Did she dare do this? Crows was sad and alone, but she got the impression that her presence wouldn’t change that, that he didn’t want her to change that, that he simply wasn’t interested in her in that way. He’d never looked her up and down with predatory intent, and she◦– no: he was too different, too otherworldly and out of time. But they could be friends, and if they were friends, what else mattered?
She shucked the boilersuit and left it on the shore next to her boots, and ran the short distance across the sharp grit into the water.

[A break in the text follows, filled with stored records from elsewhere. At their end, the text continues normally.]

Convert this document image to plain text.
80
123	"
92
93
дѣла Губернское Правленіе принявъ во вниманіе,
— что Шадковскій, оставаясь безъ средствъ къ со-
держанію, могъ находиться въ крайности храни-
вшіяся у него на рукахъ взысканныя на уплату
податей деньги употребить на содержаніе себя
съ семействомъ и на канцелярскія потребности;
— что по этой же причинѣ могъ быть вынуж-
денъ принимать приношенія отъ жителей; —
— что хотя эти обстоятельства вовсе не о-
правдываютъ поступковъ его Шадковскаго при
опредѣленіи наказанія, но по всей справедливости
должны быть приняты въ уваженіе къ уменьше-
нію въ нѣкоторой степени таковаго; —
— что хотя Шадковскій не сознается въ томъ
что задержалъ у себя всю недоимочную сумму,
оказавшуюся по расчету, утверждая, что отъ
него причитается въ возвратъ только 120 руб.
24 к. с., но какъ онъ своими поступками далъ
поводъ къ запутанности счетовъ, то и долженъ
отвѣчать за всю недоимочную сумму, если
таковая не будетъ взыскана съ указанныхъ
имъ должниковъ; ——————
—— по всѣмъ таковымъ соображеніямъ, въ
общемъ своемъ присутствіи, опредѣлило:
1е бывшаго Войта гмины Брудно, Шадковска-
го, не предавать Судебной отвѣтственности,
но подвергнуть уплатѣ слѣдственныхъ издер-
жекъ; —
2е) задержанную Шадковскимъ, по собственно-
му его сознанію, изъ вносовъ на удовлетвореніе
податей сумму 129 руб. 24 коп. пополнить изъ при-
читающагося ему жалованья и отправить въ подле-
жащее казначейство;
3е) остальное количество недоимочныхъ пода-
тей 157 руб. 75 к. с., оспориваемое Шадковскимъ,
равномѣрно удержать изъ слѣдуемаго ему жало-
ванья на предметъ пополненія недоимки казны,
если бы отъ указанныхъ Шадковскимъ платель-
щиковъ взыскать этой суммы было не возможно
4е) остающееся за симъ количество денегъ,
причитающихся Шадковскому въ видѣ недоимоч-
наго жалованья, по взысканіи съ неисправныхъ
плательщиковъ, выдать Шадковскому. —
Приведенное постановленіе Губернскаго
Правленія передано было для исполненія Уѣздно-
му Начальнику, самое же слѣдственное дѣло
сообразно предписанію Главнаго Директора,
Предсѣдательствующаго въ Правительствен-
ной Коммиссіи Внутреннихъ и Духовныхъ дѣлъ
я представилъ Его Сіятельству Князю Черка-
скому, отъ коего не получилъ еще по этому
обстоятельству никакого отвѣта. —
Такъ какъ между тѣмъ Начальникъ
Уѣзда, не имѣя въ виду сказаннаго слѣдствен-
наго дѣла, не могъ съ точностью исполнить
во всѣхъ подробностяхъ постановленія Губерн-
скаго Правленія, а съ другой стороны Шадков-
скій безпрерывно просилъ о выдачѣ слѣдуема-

It was cold like a knife was cold.
‘Fuck. Fuckfuckfuck.’
She was up to her calves, her knees, mid-thighs, wading forward, ice water splashing on her pale brown skin like glitter, goosebumps making her skin puckered.
She tripped, and fell. Her arms came forward to stop her, and she plunged headfirst into the stirred-up silt. The water closed over her, and the shock of it, the way it thieved the heat from her, almost made her gasp. Her lungs strained for breath, and her arms and legs flailed as she tried to find her feet. It didn’t occur to her to close her eyes, and she caught a fleeting glimpse of another kingdom, of weeds and fishes and green sunlight.
Then she came up with a shout, hair coiled like oiled springs behind her and over her shoulders, the sun warm against the chill of the lake. Crows flipped himself under, reappearing wide-eyed and closer, and Mary used her hands to manoeuvre herself towards him, feeling the embrace of the water against every inch of her body.